Fidelity and repeatability of wave fields reconstructed from multicomponent streamer data
K. Eggenberger, P. Christie, M. Vassallo, A. Özbek, E. Muyzert, D.-J. van Manen and E. Kragh
Journal name: Geophysical Prospecting
Issue: Vol 62, No 5, September 2014 pp. 994 - 1008
Info: Article, PDF ( 2.38Mb )
Wave field reconstruction – the estimation of a three-dimensional (3D) wave field representing upgoing, downgoing or the combined total pressure at an arbitrary point within a marine streamer array – is enabled by simultaneous measurements of the crossline and vertical components of particle acceleration in addition to pressure in a multicomponent marine streamer. We examine a repeated sail line of North Sea data acquired by a prototype multicomponent towed-streamer array for both wave field reconstruction fidelity (or accuracy) and reconstruction repeatability. Data from six cables, finely sampled in-line but spaced at 75 m crossline, are reconstructed and placed on a rectangular data grid uniformly spaced at 6.25 m in-line and crossline.

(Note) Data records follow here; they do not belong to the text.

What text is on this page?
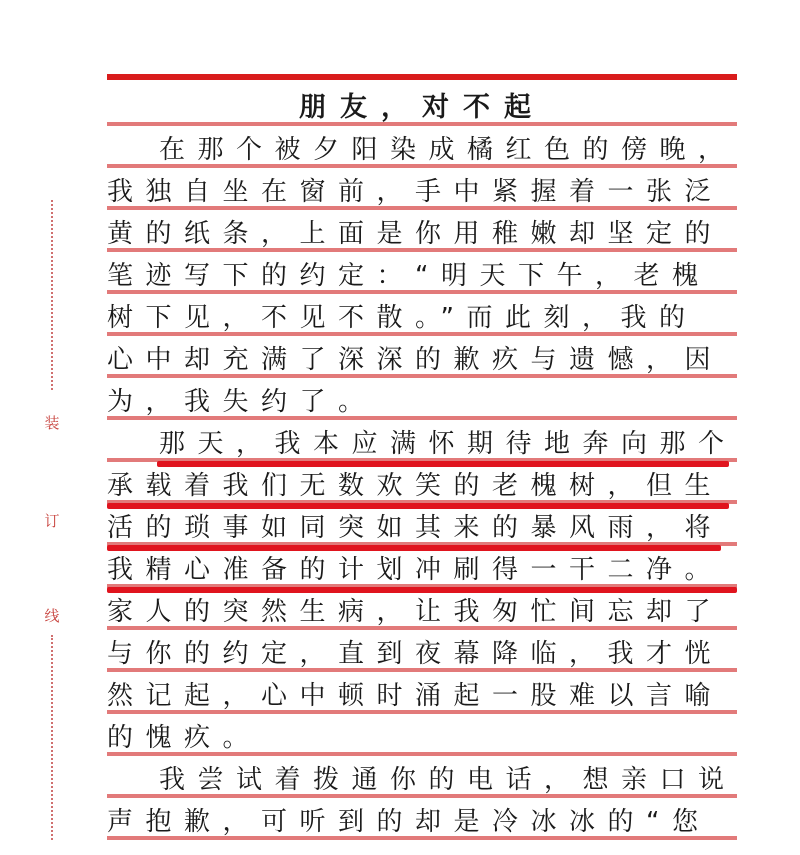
装
订
线
朋友，对不起
在那个被夕阳染成橘红色的傍晚，
我独自坐在窗前，手中紧握着一张泛
黄的纸条，上面是你用稚嫩却坚定的
笔迹写下的约定：“明天下午，老槐
树下见，不见不散。”而此刻，我的
心中却充满了深深的歉疚与遗憾，因
为，我失约了。
那天，我本应满怀期待地奔向那个
承载着我们无数欢笑的老槐树，但生
活的琐事如同突如其来的暴风雨，将
我精心准备的计划冲刷得一干二净。
家人的突然生病，让我匆忙间忘却了
与你的约定，直到夜幕降临，我才恍
然记起，心中顿时涌起一股难以言喻
的愧疚。
我尝试着拨通你的电话，想亲口说
声抱歉，可听到的却是冷冰冰的“您
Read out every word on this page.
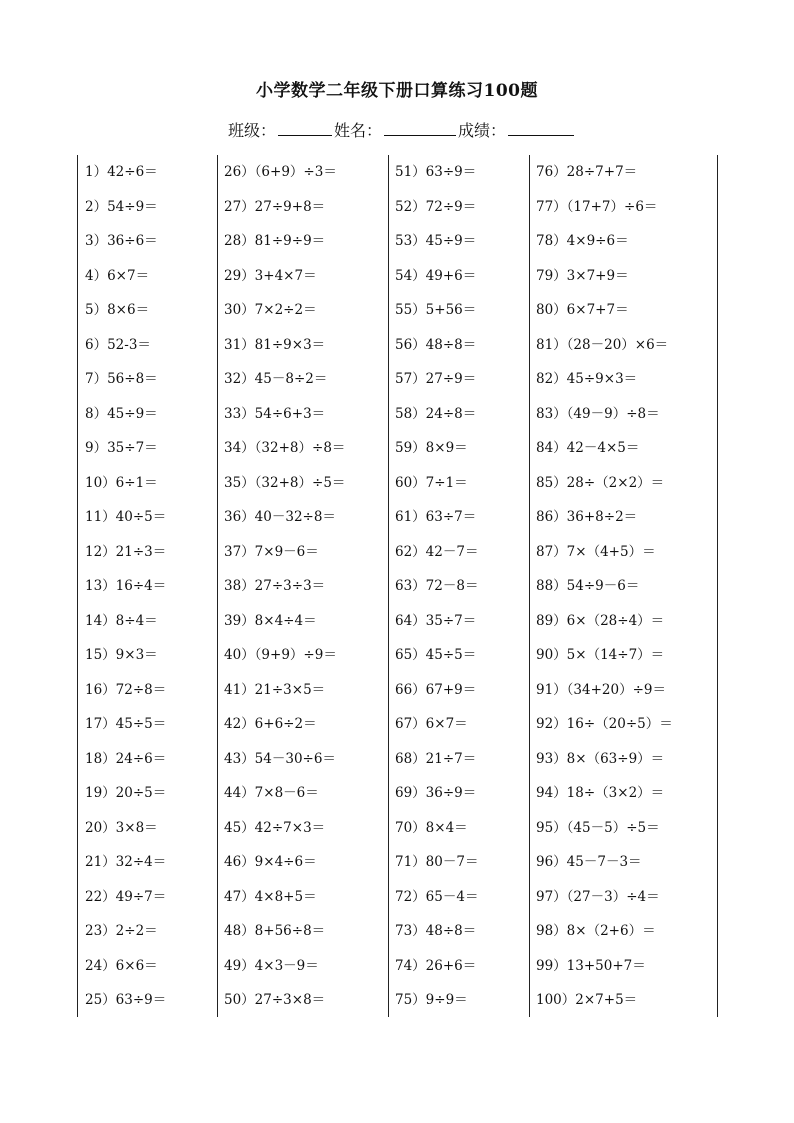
小学数学二年级下册口算练习100题
班级：	姓名：	成绩：
1）42÷6＝
2）54÷9＝
3）36÷6＝
4）6×7＝
5）8×6＝
6）52-3＝
7）56÷8＝
8）45÷9＝
9）35÷7＝
10）6÷1＝
11）40÷5＝
12）21÷3＝
13）16÷4＝
14）8÷4＝
15）9×3＝
16）72÷8＝
17）45÷5＝
18）24÷6＝
19）20÷5＝
20）3×8＝
21）32÷4＝
22）49÷7＝
23）2÷2＝
24）6×6＝
25）63÷9＝
26）（6+9）÷3＝
27）27÷9+8＝
28）81÷9÷9＝
29）3+4×7＝
30）7×2÷2＝
31）81÷9×3＝
32）45－8÷2＝
33）54÷6+3＝
34）（32+8）÷8＝
35）（32+8）÷5＝
36）40－32÷8＝
37）7×9－6＝
38）27÷3÷3＝
39）8×4÷4＝
40）（9+9）÷9＝
41）21÷3×5＝
42）6+6÷2＝
43）54－30÷6＝
44）7×8－6＝
45）42÷7×3＝
46）9×4÷6＝
47）4×8+5＝
48）8+56÷8＝
49）4×3－9＝
50）27÷3×8＝
51）63÷9＝
52）72÷9＝
53）45÷9＝
54）49+6＝
55）5+56＝
56）48÷8＝
57）27÷9＝
58）24÷8＝
59）8×9＝
60）7÷1＝
61）63÷7＝
62）42－7＝
63）72－8＝
64）35÷7＝
65）45÷5＝
66）67+9＝
67）6×7＝
68）21÷7＝
69）36÷9＝
70）8×4＝
71）80－7＝
72）65－4＝
73）48÷8＝
74）26+6＝
75）9÷9＝
76）28÷7+7＝
77）（17+7）÷6＝
78）4×9÷6＝
79）3×7+9＝
80）6×7+7＝
81）（28－20）×6＝
82）45÷9×3＝
83）（49－9）÷8＝
84）42－4×5＝
85）28÷（2×2）＝
86）36+8÷2＝
87）7×（4+5）＝
88）54÷9－6＝
89）6×（28÷4）＝
90）5×（14÷7）＝
91）（34+20）÷9＝
92）16÷（20÷5）＝
93）8×（63÷9）＝
94）18÷（3×2）＝
95）（45－5）÷5＝
96）45－7－3＝
97）（27－3）÷4＝
98）8×（2+6）＝
99）13+50+7＝
100）2×7+5＝
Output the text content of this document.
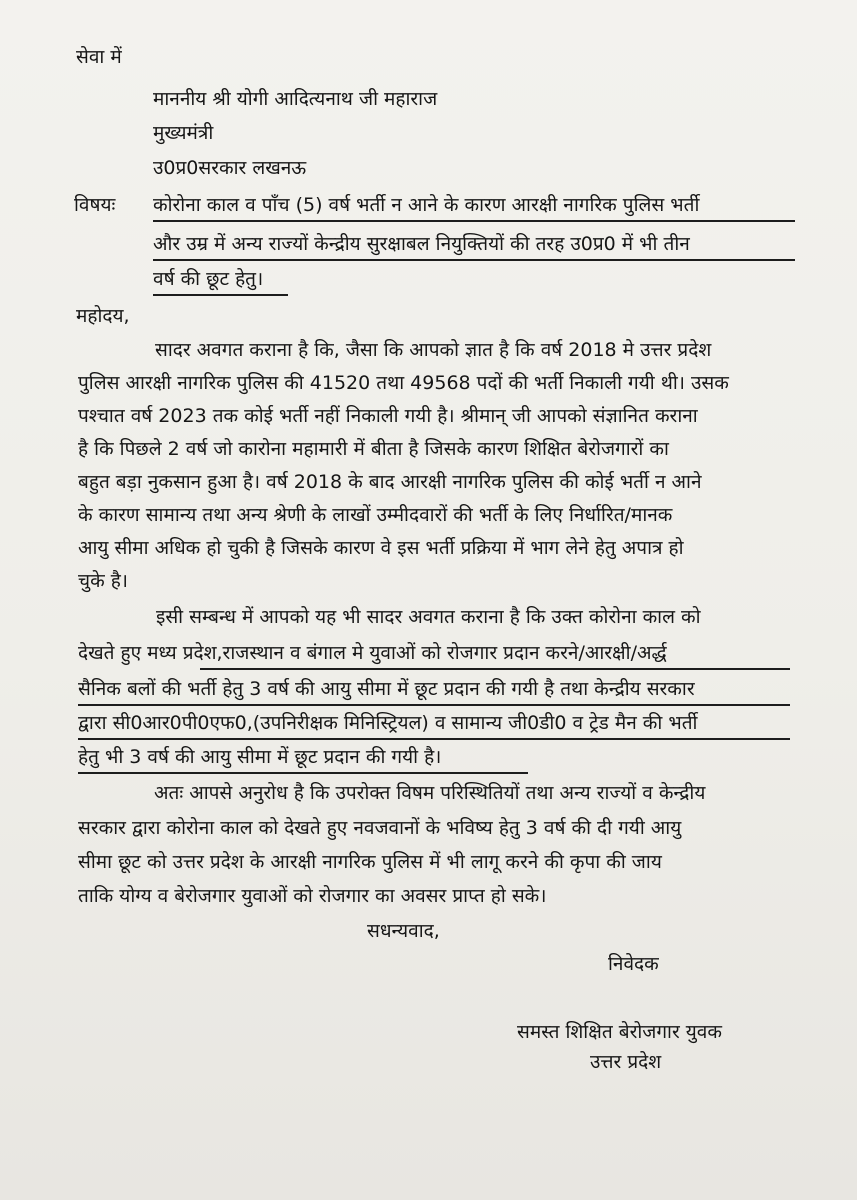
सेवा में
माननीय श्री योगी आदित्यनाथ जी महाराज
मुख्यमंत्री
उ0प्र0सरकार लखनऊ
विषयः कोरोना काल व पाँच (5) वर्ष भर्ती न आने के कारण आरक्षी नागरिक पुलिस भर्ती
और उम्र में अन्य राज्यों केन्द्रीय सुरक्षाबल नियुक्तियों की तरह उ0प्र0 में भी तीन
वर्ष की छूट हेतु।
महोदय,
सादर अवगत कराना है कि, जैसा कि आपको ज्ञात है कि वर्ष 2018 मे उत्तर प्रदेश
पुलिस आरक्षी नागरिक पुलिस की 41520 तथा 49568 पदों की भर्ती निकाली गयी थी। उसक
पश्चात वर्ष 2023 तक कोई भर्ती नहीं निकाली गयी है। श्रीमान् जी आपको संज्ञानित कराना
है कि पिछले 2 वर्ष जो कारोना महामारी में बीता है जिसके कारण शिक्षित बेरोजगारों का
बहुत बड़ा नुकसान हुआ है। वर्ष 2018 के बाद आरक्षी नागरिक पुलिस की कोई भर्ती न आने
के कारण सामान्य तथा अन्य श्रेणी के लाखों उम्मीदवारों की भर्ती के लिए निर्धारित/मानक
आयु सीमा अधिक हो चुकी है जिसके कारण वे इस भर्ती प्रक्रिया में भाग लेने हेतु अपात्र हो
चुके है।
इसी सम्बन्ध में आपको यह भी सादर अवगत कराना है कि उक्त कोरोना काल को
देखते हुए मध्य प्रदेश,राजस्थान व बंगाल मे युवाओं को रोजगार प्रदान करने/आरक्षी/अर्द्ध
सैनिक बलों की भर्ती हेतु 3 वर्ष की आयु सीमा में छूट प्रदान की गयी है तथा केन्द्रीय सरकार
द्वारा सी0आर0पी0एफ0,(उपनिरीक्षक मिनिस्ट्रियल) व सामान्य जी0डी0 व ट्रेड मैन की भर्ती
हेतु भी 3 वर्ष की आयु सीमा में छूट प्रदान की गयी है।
अतः आपसे अनुरोध है कि उपरोक्त विषम परिस्थितियों तथा अन्य राज्यों व केन्द्रीय
सरकार द्वारा कोरोना काल को देखते हुए नवजवानों के भविष्य हेतु 3 वर्ष की दी गयी आयु
सीमा छूट को उत्तर प्रदेश के आरक्षी नागरिक पुलिस में भी लागू करने की कृपा की जाय
ताकि योग्य व बेरोजगार युवाओं को रोजगार का अवसर प्राप्त हो सके।
सधन्यवाद,
निवेदक
समस्त शिक्षित बेरोजगार युवक
उत्तर प्रदेश
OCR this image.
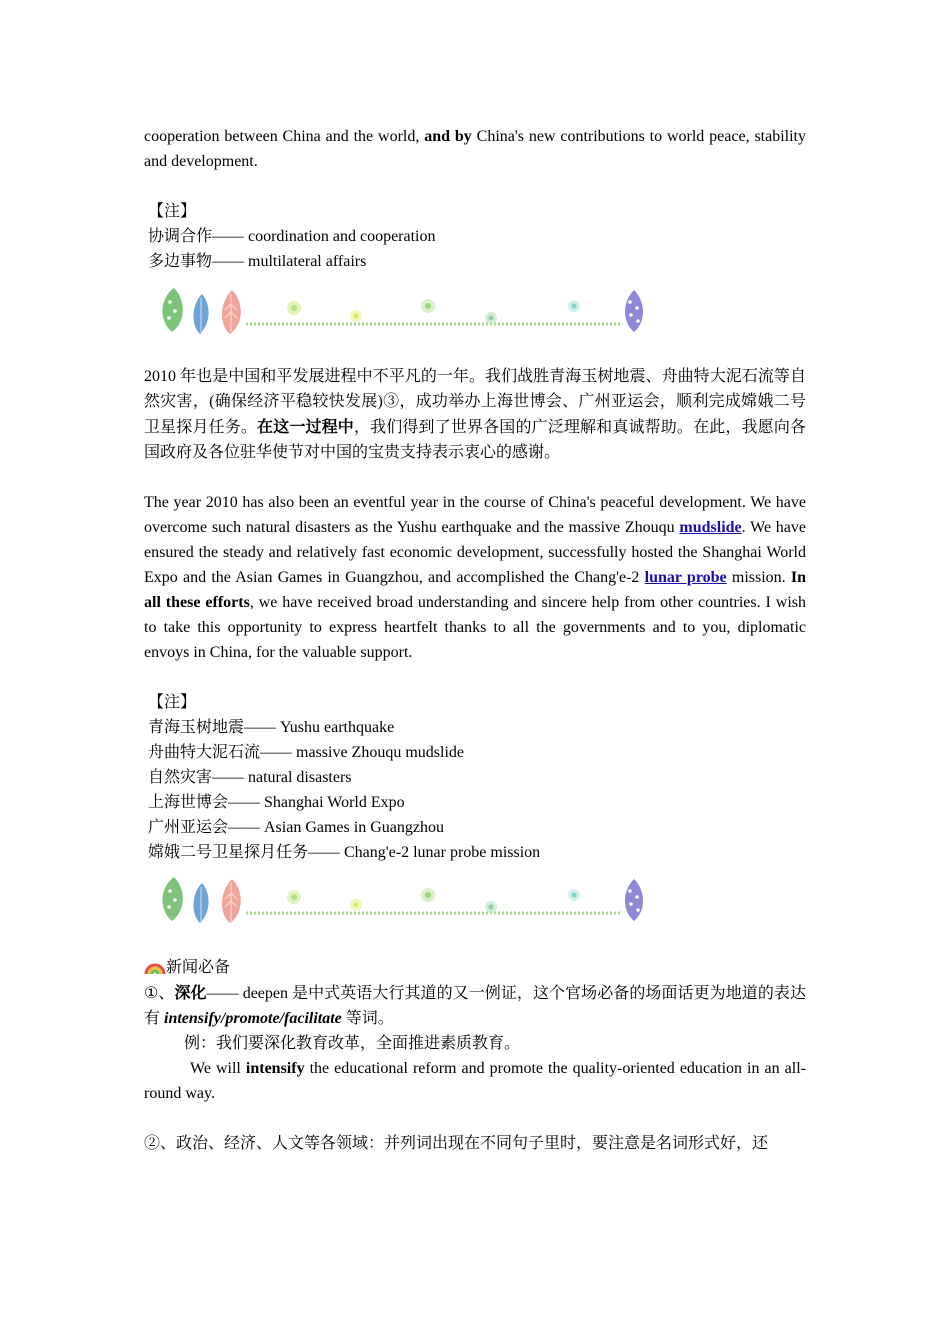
cooperation between China and the world, and by China's new contributions to world peace, stability and development.

【注】

协调合作—— coordination and cooperation

多边事物—— multilateral affairs

2010 年也是中国和平发展进程中不平凡的一年。我们战胜青海玉树地震、舟曲特大泥石流等自然灾害，(确保经济平稳较快发展)③，成功举办上海世博会、广州亚运会，顺利完成嫦娥二号卫星探月任务。在这一过程中，我们得到了世界各国的广泛理解和真诚帮助。在此，我愿向各国政府及各位驻华使节对中国的宝贵支持表示衷心的感谢。

The year 2010 has also been an eventful year in the course of China's peaceful development. We have overcome such natural disasters as the Yushu earthquake and the massive Zhouqu mudslide. We have ensured the steady and relatively fast economic development, successfully hosted the Shanghai World Expo and the Asian Games in Guangzhou, and accomplished the Chang'e-2 lunar probe mission. In all these efforts, we have received broad understanding and sincere help from other countries. I wish to take this opportunity to express heartfelt thanks to all the governments and to you, diplomatic envoys in China, for the valuable support.

【注】

青海玉树地震—— Yushu earthquake

舟曲特大泥石流—— massive Zhouqu mudslide

自然灾害—— natural disasters

上海世博会—— Shanghai World Expo

广州亚运会—— Asian Games in Guangzhou

嫦娥二号卫星探月任务—— Chang'e-2 lunar probe mission

新闻必备

①、深化—— deepen 是中式英语大行其道的又一例证，这个官场必备的场面话更为地道的表达有 intensify/promote/facilitate 等词。

例：我们要深化教育改革，全面推进素质教育。

We will intensify the educational reform and promote the quality-oriented education in an all-round way.

②、政治、经济、人文等各领域：并列词出现在不同句子里时，要注意是名词形式好，还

Benchmarks are generated using recorded pressure data and compared with wave fields reconstructed from pressure alone, and from combinations of pressure, crossline acceleration and vertical acceleration. We find that reconstruction using pressure and both crossline and vertical acceleration has excellent fidelity, recapturing highly aliased diffractions that are lost by interpolation of pressure-only data. We model wave field reconstruction error as a linear function of distance from the nearest physical sensor and find, for this data set with some mismatched shot positions, that the reconstructed wave field error sensitivity to sensor mispositioning is one-third that of the recorded wave field sensitivity. Multicomponent reconstruction is also more repeatable, outperforming single-component reconstruction in which wave field mismatch correlates with geometry mismatch. We find that adequate repeatability may mask poor reconstruction fidelity and that aliased reconstructions will repeat if the survey geometry repeats. Although the multicomponent 3D data have only 500min-line aperture, limiting the attenuation of non-repeating multiples, the level of repeatability achieved is extremely encouraging compared to full-aperture, pressureonly, time-lapse data sets at an equivalent stage of processing.